Finally consider the sum-of-divisors function to obtain

$$\sum_{n\ge 1} \frac{\sigma(n)}{n^4} \log\left(1+\frac{1}{n^2}\right) = \frac{1}{2\pi i} \int_{3/2-i\infty}^{3/2+i\infty} \frac{\pi}{s\sin(\pi s/2)} \zeta(s+4) \zeta(s+3) \; ds$$

We get

$$-\frac{1}{48} + \frac{1}{6}\gamma\pi^2 + \zeta'(2) + \frac{\pi^2}{12} + \frac{1}{45} \pi^4 \zeta'(3) + 2\zeta'(4) \zeta(3) + \frac{\pi}{6} \approx 0.7426221350$$

with the true value being $0.74267514.$

Using a function like $2^{v_2(n)}$ with $v_2(n)$ the largest power of two that divides $n$ we get

$$L(s) = \zeta(s) \frac{1-1/2^{s}}{1-2/2^{s}}$$

and a Fourier series due to the poles at $\rho_k = 1+2\pi i k/\log(2)$ appears. We have deliberately refrained from using arithmetic functions whose Dirichlet series contains inverse zeta function terms, where the non-trivial zeroes of the zeta function enter into the game.
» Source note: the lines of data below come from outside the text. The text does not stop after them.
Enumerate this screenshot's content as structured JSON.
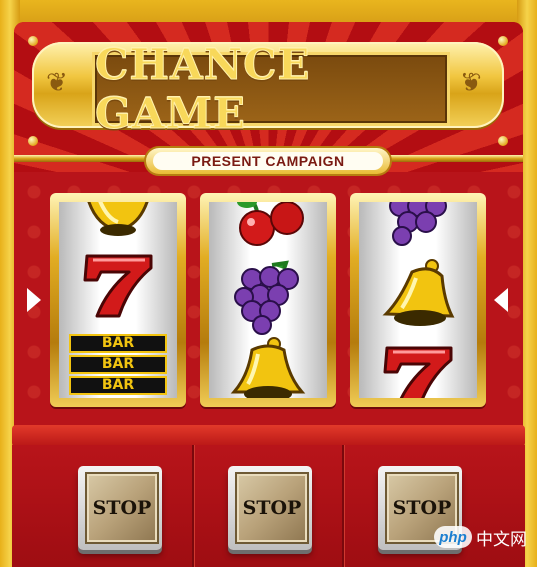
{
  "title": "CHANCE GAME",
  "subtitle": "PRESENT CAMPAIGN",
  "reels": [
    {
      "symbols": [
        "bell-partial",
        "seven",
        "triple-bar"
      ]
    },
    {
      "symbols": [
        "cherry-partial",
        "grapes",
        "bell"
      ]
    },
    {
      "symbols": [
        "grapes-partial",
        "bell",
        "seven"
      ]
    }
  ],
  "bar_label": "BAR",
  "stop_buttons": [
    "STOP",
    "STOP",
    "STOP"
  ],
  "watermark": {
    "logo": "php",
    "text": "中文网"
  },
  "colors": {
    "cabinet_red": "#c01818",
    "gold": "#e2ad23",
    "bell_yellow": "#f2c410",
    "seven_red": "#d21a1a",
    "grape_purple": "#7b3fb0",
    "stop_face": "#b9a27a"
  },
  "icons": [
    "bell-icon",
    "seven-icon",
    "bar-icon",
    "cherry-icon",
    "grapes-icon",
    "arrow-left-icon",
    "arrow-right-icon"
  ]
}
Summary. An interesting formula whose use for numeric approximations is limited and which does not appear to produce novel closed forms, possibly meriting additional investigation e.g. for smaller $x$ that yield better convergence (when we take $x=1/10$ in the first example we obtain $4.8618872988137896537$ which has a remarkable $20$ good digits, a phenomenon that was observed with the other two examples as well) or cases where $L(s)$ in conjunction with the sine term might produce a functional equation.

Answer 2

If $F(s) = \sum_{k=1}^\infty a_k k^{-s}$ converge abslutely for $Re(s) > 0$ then on $Re(s) > \epsilon$ : $F(s)$ is analytic and $|F(s)| = \mathcal{O}(1)$ so that

• For $c \in (0,1)$ and $Re(s) > 0$ : $$\int_{c - i\infty}^{c+i \infty} \frac{F(s+2z)}{z \sin(\pi z)}dz$$ converges absolutely.

• With $R_{c,d,T}$ the boundary of the rectangle $c\pm i T,d \pm i T$ ($d > c,d \not \in \mathbb{Z}$) you have by the residue theorem $$\int_{R_{c,d,T}}\frac{F(s+2z)}{z \sin(\pi z)}dz = 2i\pi\sum_{n \in (c,d)} Res(\frac{F(s+2z)}{z \sin(\pi z)}, n) = 2i\pi\sum_{n \in (c,d)} (-1)^n\frac{F(s+ 2n)}{n} $$

• and since $ \frac{F(s+2z)}{z \sin(\pi z)}$ decreases exponentially as $Im(z) \to \infty$ and $\int_{d-iT}^{d+iT} \frac{F(s+z)}{z \sin(\pi z)}dz \to 0$ as $d \to \infty$ and that everything converges absolutely, you have

$$\int_{c - i\infty}^{c+i \infty} \frac{F(s+2z)}{z \sin(\pi z)}dz= \lim_{d,T \to \infty}\int_{R_{c,d,T}}\frac{F(s+2z)}{z \sin(\pi z)}dz = 2i\pi\sum_{n=1}^\infty (-1)^n\frac{F(s+2 n)}{ n} $$ $$= 2i\pi\sum_{k=1}^\infty a_k k^{-s}\sum_{n=1}^\infty(-1)^n \frac{k^{- 2n}}{ n}= 2i\pi\sum_{k=1}^\infty a_k k^{-s} \log(1+k^{-2})$$

The conclusion is that you need $F$ to be analytic, and everything to converges (if it doesn't converge absolutely, you have to be very careful when taking the $\lim_{d, T \to\infty}$ and when inverting $\sum_k \sum_n$)